Not so fast on these speeds.
Yes he makes them look pretty easy, but those serves are coming off pretty good. Speed trac on the ground near the net is going to read far slower than what we are comparing when looking at off the face numbers of the pros considered the standard. The pick up angle is not good and the distance is very poor.
Given the article I posted earlier, which showed where a 120 serve is about 82 around the net, indicates about a 1/3 mph loss, and this doesn't even account for the poor pick up angle of the speed trac on the ground.
Using this 1/3 drop in speed would mean that a 65 mph serve would be about 95-99 off the racket. This is clearly in the 100 mph range discussed on the rule of thumb.
Common sense dictates that for a rule of thumb dealing with a normal flat first serve attempt,
you would be doing things standard, going down the middle of the box,
And going solidly into the fence.
Not special spins, or
just catching the T down the middle,
or having bounced 4-5 feet and dropping forever only to catch the bottom edge of the fence,
(a fence short of 22' is close to the standard of 21'.)
No, this rule of thumb won't work for every bast**dized exception one can come up with.
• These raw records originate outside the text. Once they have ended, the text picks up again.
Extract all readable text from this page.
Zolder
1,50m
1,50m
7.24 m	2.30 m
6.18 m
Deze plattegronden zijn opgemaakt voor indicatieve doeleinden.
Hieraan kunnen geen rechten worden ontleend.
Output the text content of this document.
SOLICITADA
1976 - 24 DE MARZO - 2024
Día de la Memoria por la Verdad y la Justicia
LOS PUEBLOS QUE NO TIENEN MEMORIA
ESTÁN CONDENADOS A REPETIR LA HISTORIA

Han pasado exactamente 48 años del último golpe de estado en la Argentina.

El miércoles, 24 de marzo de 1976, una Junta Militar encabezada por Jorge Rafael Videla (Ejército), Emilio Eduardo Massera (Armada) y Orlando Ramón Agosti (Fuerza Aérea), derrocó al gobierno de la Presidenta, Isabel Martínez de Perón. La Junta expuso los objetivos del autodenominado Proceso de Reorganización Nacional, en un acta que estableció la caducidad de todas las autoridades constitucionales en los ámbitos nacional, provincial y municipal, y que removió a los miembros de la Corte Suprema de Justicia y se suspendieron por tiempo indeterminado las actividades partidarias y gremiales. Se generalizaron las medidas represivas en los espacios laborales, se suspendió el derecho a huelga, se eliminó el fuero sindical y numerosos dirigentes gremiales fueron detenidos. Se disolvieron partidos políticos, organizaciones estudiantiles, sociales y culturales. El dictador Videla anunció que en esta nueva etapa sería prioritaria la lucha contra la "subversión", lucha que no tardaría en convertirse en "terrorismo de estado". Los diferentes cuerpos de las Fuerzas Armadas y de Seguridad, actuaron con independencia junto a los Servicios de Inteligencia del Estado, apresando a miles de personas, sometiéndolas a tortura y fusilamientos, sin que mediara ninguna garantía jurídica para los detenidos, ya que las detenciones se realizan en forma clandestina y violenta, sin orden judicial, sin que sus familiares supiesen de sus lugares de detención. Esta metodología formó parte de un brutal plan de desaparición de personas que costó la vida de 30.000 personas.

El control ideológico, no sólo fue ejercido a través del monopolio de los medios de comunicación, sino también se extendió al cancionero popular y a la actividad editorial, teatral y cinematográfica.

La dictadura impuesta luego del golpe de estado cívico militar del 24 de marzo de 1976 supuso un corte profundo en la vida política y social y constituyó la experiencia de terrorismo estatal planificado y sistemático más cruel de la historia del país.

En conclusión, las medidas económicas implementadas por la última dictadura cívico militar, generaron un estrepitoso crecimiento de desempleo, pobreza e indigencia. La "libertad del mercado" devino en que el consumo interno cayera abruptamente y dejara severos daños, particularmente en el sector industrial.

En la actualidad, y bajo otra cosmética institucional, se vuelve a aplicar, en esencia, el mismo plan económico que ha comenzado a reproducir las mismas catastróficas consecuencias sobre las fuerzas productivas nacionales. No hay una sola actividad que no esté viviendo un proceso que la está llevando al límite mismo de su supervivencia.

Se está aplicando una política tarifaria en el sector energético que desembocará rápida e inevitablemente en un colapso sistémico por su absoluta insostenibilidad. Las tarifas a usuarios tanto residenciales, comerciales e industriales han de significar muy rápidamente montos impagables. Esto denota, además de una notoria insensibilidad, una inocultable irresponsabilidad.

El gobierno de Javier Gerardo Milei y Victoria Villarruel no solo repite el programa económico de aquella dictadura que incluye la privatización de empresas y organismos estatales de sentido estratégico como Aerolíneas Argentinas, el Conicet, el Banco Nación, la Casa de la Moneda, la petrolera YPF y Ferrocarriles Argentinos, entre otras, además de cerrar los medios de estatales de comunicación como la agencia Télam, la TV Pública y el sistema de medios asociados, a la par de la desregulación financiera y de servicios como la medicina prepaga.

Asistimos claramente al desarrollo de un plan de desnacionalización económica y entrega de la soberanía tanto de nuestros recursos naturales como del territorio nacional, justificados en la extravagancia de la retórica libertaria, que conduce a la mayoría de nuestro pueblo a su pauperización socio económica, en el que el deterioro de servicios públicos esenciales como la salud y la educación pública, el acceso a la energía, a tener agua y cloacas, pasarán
We can argue this forever I guess, but till more folks get to hit on a quality measurement system on an ATP setup and see how easy it is to hit 100.
People only think it is sooo hard cause of these little speed trac machines that are so hard to set up even to get with 10% accuracy.
I still think that the rule of thumb is very useful if used with common sense and in the circumstance it is intended.
Jolly, thanks for your effort to clear it up some, but I think in the end, few see things different than they did to start with.
Maybe steady eddy now sees that his speed trac placed at the back fence gives him a number to double to get close to what the speed off the face was.
You did a nice job of collecting data and presenting it for us and I guess there will be quite a lot of interpretation on what it means.
At least maybe you proved how silly the 40 mph number is.